Is the Chain of Oxidation and Reduction Process Reversible in Luminescent Graphene Quantum Dots?

Graphene‐based quantum dots (QDs) have received a tremendous amount of attention as a new type of light‐emitting materials. However, their luminescence origins remain controversial due to extrinsic states of the impurities and disorder structures. Especially, the function of oxygen‐contents should be understood and controlled as a crucial element for tuning the optical properties of graphene‐based QDs. Herein, a series of graphene oxide QDs (GOQDs) with different amounts of oxygen‐contents are first synthesized via a direct oxidation route of graphite nanoparticle and thoroughly compared with a series of reduced GOQDs (rGOQDs) prepared by the conventional chemical reduction. Irreversible emission and different carrier dynamics are observed between the GOQDs and rGOQDs, although both routes show a similar tendency with regard to the variation of oxygen‐functional components. Their luminescence mechanisms are closely associated with different atomic structures.
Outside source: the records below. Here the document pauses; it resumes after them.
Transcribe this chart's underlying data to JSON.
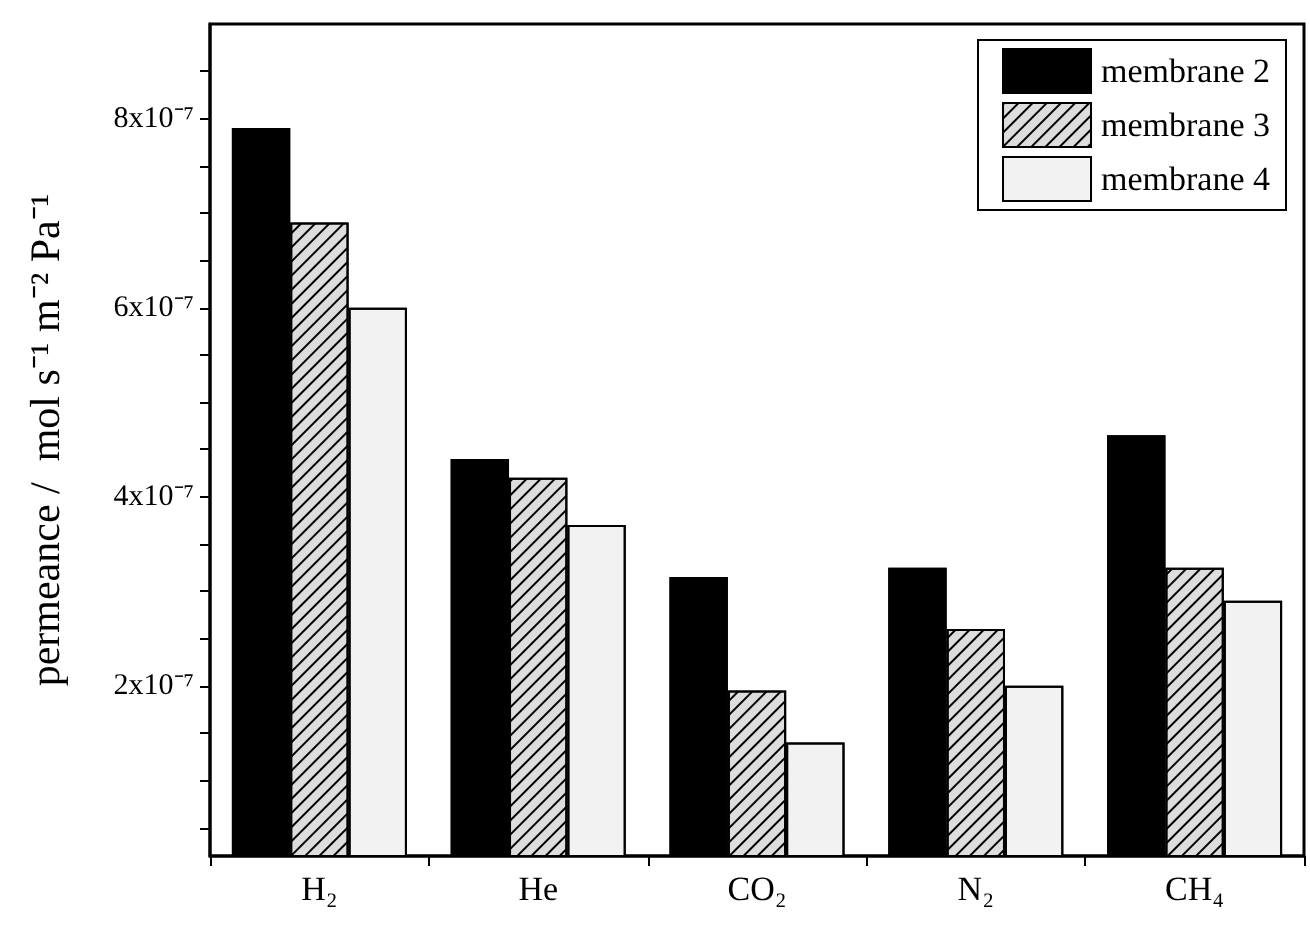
{
  "chart_data": {
    "type": "bar",
    "ylabel": "permeance /  mol s⁻¹ m⁻² Pa⁻¹",
    "categories": [
      "H₂",
      "He",
      "CO₂",
      "N₂",
      "CH₄"
    ],
    "series": [
      {
        "name": "membrane 2",
        "color": "#000000",
        "values": [
          7.9e-07,
          4.4e-07,
          3.15e-07,
          3.25e-07,
          4.65e-07
        ]
      },
      {
        "name": "membrane 3",
        "color": "#dddddd",
        "values": [
          6.9e-07,
          4.2e-07,
          1.95e-07,
          2.6e-07,
          3.25e-07
        ]
      },
      {
        "name": "membrane 4",
        "color": "#f2f2f2",
        "values": [
          6e-07,
          3.7e-07,
          1.4e-07,
          2e-07,
          2.9e-07
        ]
      }
    ],
    "ylim": [
      2e-08,
      9e-07
    ],
    "yticks": [
      {
        "value": 5e-08,
        "label": null
      },
      {
        "value": 1e-07,
        "label": null
      },
      {
        "value": 1.5e-07,
        "label": null
      },
      {
        "value": 2e-07,
        "label": "2x10⁻⁷"
      },
      {
        "value": 2.5e-07,
        "label": null
      },
      {
        "value": 3e-07,
        "label": null
      },
      {
        "value": 3.5e-07,
        "label": null
      },
      {
        "value": 4e-07,
        "label": "4x10⁻⁷"
      },
      {
        "value": 4.5e-07,
        "label": null
      },
      {
        "value": 5e-07,
        "label": null
      },
      {
        "value": 5.5e-07,
        "label": null
      },
      {
        "value": 6e-07,
        "label": "6x10⁻⁷"
      },
      {
        "value": 6.5e-07,
        "label": null
      },
      {
        "value": 7e-07,
        "label": null
      },
      {
        "value": 7.5e-07,
        "label": null
      },
      {
        "value": 8e-07,
        "label": "8x10⁻⁷"
      },
      {
        "value": 8.5e-07,
        "label": null
      }
    ],
    "grid": false,
    "legend": "top right"
  }
}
The mechanism for the rGOQDs can be associated with a formation of small sp 2 nanodomains as luminescent centers, whereas those of GOQDs may be composed of oxygen‐islands with difference sizes depending on oxidation conditions surrounded by a large area of sp 2 bonding. Important insights for understanding the optical properties of graphene‐based QDs and how they are affected by oxygen‐functional groups are shown.